FIG. 3 is a block diagram of a gate-off voltage controller according to an exemplary embodiment of the present invention.

Referring to FIG. 3, the gate-off voltage generator 800 includes a controller 710, a transistor T1, a plurality of resistors Rs, R1, and R2 and a discharge resistor Rc. The gate-off voltage generator 800 in FIG. 3 has substantially the same structure as the gate-off voltage generator 700 in FIG. 2. However, the gate-off voltage generator 800 further includes the discharge resistor Rc between the ground and the emitter terminal E of the transistor T1.

The gate-off voltage Voff is negative voltage, so that current Ic flows from the ground to the emitter terminal E through the discharge resistor Rc. When current Ip that flows to the gate line Gi is sharply increased, the gate-off voltage Voff is decreased rather than the first voltage V1 to be maintained. However, with this configuration, current Ic that flows through the discharge resistor Rc compensates current Ip that flows to the gate line Gi, so that the degree of change of the gate-off voltage Voff may be relieved.

That is, the gate-off voltage generator 800 may maintain the gate-off voltage Voff as the first voltage V1 through the discharge resistor Rc and the controller 710 that controls the base voltage that is inputted to the base terminal B.

The resistor Rp and the resistor Rs are connected in parallel. The discharge resistor Rc is connected in parallel to the resistors Rp, Rs. With this configuration, the discharge resistor Rc may be predetermined to satisfy the following Equation 2:

Voff = Rc ( Rp // Rs ) + Rc  Voffe < V   1 ( Equation   2 ) 

Referring to Equation 2, the gate-off voltage generator 800 uses the discharge resistor Rc that makes the gate-off voltage Voff to be lower than the first voltage V1. When the discharge resistor Rc is predetermined to make the gate-off voltage Voff to be higher than the first voltage V1, the gate-off voltage Voff cannot obtain the first voltage V1 that is the desired real voltage because lower voltage than the predetermined voltage cannot be generated.

As described above, the display device that can stably supply the gate-off voltage Voff and the driving method thereof can be provided according to the exemplary embodiment of the present invention. The gate driver can generate the gate-off voltage Voff that is not changed, so that stable display characteristics of the display device can be secured. The gate-off voltage generator for stably supplying the gate-off voltage Voff does not need a circuit element, such as a charge pump, or a zener diode, and can simply implement the stable supply of the gate off voltage Voff through the transistor.
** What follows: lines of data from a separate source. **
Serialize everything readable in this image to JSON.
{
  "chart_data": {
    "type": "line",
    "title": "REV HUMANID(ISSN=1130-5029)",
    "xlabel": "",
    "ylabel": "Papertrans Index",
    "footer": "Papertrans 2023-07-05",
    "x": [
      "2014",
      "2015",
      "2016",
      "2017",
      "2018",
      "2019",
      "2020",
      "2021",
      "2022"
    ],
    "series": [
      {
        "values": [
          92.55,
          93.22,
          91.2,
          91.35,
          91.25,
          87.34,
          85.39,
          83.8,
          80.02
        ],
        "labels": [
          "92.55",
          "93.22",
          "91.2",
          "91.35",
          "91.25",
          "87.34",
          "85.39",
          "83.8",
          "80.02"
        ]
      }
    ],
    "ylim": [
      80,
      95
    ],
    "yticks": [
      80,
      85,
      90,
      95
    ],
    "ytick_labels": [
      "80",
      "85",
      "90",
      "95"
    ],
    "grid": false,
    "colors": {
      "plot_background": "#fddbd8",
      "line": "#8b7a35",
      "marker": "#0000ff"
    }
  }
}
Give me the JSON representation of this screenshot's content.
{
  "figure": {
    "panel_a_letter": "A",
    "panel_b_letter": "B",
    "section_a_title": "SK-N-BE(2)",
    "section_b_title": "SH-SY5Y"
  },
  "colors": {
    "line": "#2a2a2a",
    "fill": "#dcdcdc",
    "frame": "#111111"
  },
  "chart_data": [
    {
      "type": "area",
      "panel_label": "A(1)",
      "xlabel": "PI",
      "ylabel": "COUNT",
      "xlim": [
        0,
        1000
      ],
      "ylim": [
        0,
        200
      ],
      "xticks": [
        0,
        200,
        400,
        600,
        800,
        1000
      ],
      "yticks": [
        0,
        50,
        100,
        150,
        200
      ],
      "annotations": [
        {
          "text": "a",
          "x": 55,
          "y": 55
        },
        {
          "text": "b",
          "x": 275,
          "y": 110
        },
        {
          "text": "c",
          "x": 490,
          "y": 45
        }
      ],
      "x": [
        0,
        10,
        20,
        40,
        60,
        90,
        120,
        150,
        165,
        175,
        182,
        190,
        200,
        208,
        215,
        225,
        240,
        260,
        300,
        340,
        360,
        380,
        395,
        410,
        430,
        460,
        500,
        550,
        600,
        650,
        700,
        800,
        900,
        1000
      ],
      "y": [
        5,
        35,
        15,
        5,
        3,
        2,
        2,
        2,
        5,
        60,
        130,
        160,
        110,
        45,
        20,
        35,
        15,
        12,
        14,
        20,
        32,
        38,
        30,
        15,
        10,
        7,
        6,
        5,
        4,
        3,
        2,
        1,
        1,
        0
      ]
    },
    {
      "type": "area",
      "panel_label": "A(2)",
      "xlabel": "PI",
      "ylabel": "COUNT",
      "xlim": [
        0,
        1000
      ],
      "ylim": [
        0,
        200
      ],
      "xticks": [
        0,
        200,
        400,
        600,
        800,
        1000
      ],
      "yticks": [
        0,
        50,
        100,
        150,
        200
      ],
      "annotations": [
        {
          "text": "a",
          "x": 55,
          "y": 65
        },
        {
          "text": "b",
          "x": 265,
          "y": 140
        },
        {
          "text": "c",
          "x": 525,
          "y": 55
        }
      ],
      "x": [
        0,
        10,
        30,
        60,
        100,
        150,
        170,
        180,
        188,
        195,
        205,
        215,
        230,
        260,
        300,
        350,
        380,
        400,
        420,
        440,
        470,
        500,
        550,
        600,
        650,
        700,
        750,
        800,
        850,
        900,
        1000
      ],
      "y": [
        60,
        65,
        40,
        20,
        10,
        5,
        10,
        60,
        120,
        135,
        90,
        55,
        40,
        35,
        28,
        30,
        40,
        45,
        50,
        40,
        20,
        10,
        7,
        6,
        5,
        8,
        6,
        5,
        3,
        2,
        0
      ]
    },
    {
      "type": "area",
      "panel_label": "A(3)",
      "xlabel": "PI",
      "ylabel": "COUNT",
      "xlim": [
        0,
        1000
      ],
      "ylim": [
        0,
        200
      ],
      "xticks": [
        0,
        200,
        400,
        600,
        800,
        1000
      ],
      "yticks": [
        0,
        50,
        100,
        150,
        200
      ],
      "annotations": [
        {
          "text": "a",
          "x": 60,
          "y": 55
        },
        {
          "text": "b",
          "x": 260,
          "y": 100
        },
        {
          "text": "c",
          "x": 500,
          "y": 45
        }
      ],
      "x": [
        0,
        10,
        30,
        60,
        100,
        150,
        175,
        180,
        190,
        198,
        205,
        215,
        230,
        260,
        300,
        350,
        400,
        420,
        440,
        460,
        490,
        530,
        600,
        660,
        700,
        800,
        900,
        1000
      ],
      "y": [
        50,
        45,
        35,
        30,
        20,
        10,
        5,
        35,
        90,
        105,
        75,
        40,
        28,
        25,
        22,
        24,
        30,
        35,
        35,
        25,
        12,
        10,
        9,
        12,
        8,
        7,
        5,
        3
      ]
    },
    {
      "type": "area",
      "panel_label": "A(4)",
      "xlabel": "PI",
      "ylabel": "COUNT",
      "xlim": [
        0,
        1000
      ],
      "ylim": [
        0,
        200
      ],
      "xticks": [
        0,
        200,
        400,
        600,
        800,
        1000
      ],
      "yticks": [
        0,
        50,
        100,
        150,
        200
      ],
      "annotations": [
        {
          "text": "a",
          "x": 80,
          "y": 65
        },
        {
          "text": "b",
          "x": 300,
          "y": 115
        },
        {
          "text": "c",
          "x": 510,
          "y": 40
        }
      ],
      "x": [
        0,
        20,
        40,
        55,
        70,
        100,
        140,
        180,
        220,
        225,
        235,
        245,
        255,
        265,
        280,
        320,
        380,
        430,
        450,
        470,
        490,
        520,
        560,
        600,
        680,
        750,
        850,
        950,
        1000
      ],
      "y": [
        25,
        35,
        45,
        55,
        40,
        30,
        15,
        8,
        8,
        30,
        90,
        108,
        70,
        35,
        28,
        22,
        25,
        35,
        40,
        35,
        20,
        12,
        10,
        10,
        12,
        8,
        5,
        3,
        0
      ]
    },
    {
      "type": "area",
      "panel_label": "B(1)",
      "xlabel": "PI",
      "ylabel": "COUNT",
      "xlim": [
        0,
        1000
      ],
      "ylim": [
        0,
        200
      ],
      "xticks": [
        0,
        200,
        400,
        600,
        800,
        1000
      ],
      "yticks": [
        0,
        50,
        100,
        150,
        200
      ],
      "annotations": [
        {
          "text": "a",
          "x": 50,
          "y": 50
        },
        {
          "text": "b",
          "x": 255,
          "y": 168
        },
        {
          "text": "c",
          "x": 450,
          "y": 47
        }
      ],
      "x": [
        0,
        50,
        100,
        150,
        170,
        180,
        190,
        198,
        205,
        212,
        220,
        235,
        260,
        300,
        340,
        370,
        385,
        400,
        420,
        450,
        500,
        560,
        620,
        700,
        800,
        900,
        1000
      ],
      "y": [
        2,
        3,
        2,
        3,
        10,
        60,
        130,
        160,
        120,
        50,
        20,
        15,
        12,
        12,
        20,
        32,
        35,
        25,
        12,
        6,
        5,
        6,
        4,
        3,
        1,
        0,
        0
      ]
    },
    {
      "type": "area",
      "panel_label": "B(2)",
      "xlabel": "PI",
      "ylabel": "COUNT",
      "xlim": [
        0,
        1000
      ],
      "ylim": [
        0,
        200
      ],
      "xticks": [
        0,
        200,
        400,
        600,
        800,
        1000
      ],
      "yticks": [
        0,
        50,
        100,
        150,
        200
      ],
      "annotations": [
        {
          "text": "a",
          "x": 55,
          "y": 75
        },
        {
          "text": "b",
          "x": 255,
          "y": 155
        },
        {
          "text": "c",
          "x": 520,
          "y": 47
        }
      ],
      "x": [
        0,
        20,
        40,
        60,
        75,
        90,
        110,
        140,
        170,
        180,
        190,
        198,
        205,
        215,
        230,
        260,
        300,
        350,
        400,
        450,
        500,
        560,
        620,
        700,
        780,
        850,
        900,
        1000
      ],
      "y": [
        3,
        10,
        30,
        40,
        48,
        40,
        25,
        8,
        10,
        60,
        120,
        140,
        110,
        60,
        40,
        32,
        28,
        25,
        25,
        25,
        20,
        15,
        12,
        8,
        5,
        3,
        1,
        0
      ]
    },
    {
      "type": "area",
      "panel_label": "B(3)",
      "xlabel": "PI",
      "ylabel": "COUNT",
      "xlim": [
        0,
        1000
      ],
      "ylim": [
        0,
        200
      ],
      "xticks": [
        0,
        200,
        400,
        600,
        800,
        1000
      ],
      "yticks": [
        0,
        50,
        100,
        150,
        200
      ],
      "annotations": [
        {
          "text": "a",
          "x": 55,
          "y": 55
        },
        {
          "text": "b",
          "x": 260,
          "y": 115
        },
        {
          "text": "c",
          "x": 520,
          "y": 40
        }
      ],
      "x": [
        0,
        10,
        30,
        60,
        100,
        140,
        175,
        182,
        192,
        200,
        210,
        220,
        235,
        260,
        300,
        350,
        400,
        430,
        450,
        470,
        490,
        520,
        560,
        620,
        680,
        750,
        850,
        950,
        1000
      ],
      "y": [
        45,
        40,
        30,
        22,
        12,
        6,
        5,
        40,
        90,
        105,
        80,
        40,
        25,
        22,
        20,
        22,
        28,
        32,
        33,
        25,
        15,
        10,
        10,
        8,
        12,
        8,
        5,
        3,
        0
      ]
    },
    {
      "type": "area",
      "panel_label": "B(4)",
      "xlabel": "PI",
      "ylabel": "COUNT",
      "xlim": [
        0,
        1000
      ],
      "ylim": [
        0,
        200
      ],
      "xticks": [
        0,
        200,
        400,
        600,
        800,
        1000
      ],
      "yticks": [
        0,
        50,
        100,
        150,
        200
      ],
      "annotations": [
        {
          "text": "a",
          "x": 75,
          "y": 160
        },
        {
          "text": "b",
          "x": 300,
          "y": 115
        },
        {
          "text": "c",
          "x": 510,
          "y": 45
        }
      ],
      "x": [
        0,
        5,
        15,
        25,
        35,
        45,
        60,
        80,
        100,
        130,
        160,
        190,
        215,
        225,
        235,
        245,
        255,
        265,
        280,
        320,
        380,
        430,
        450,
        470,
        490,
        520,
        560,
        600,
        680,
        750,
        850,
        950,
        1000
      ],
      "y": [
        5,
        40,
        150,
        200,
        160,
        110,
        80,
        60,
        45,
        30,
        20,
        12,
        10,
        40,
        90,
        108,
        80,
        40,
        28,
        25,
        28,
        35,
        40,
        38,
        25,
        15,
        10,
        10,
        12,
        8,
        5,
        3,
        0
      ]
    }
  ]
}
Thus, cost reduction and competitiveness in a market can be secured.

In addition, when operating at both room temperature and at a low temperature, the stable gate-off voltage Voff can be all maintained through the feedback, and even when the gate-off voltage Voff is changed, it can be controlled to stably maintain the gate-off voltage Voff.

While the present invention has been described in connection with what is presently considered to be practical exemplary embodiments, it is to be understood that the invention is not limited to the disclosed embodiments, but, on the contrary, is intended to cover various modifications and equivalent arrangements included within the spirit and scope of the appended claims.